8.2 Purpose & Best-Efforts Notice
AIJRI was created with a simple purpose: to help people see what is coming. The AI displacement wave is already reshaping labour markets, and most workers have no structured way to assess their own exposure. Existing frameworks are either too academic to be actionable or too simplistic to be useful. AIJRI attempts to bridge that gap.
This methodology is not perfect. It is the best effort we could produce with the tools, data, and knowledge available in early 2026. We publish it openly not because we believe it is definitive, but because we believe the conversation matters more than the precision.

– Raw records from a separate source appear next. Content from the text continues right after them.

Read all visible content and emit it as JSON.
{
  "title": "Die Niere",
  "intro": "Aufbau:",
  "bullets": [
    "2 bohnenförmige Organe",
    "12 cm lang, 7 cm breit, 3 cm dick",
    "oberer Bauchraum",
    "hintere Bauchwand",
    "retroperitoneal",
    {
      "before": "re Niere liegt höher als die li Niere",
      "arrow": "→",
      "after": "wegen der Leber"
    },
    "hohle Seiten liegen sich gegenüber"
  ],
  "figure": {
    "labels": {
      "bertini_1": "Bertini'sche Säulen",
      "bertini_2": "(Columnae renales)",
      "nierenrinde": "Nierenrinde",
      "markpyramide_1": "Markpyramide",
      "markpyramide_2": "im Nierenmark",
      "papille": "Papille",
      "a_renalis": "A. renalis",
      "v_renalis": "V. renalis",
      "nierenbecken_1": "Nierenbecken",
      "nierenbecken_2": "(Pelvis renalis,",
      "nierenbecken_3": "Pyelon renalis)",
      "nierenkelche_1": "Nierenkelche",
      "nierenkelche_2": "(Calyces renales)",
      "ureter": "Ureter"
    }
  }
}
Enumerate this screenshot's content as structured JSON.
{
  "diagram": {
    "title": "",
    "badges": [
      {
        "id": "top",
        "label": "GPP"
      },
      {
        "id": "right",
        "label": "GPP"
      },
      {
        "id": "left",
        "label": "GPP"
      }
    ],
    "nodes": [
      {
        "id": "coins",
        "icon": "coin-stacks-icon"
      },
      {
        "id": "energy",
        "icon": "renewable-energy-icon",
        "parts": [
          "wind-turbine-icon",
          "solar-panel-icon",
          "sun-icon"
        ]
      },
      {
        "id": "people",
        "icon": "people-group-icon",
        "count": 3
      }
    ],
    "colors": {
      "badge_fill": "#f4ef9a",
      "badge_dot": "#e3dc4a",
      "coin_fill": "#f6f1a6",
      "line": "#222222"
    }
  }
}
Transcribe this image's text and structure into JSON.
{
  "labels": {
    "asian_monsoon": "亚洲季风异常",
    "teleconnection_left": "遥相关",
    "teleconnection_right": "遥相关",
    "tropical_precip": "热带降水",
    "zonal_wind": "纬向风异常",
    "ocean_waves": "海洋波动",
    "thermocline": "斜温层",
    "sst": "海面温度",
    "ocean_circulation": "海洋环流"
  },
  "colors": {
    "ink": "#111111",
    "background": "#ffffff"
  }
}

If AIJRI provokes debate — about which roles are truly at risk, about whether our scoring weights are right, about what we’ve missed — then it has served its purpose.
We actively invite scrutiny. If our scores are wrong, show us where and we will correct them. The worst outcome is not that AIJRI is imperfect; it is that people sleepwalk into displacement because no one attempted to quantify the risk at all.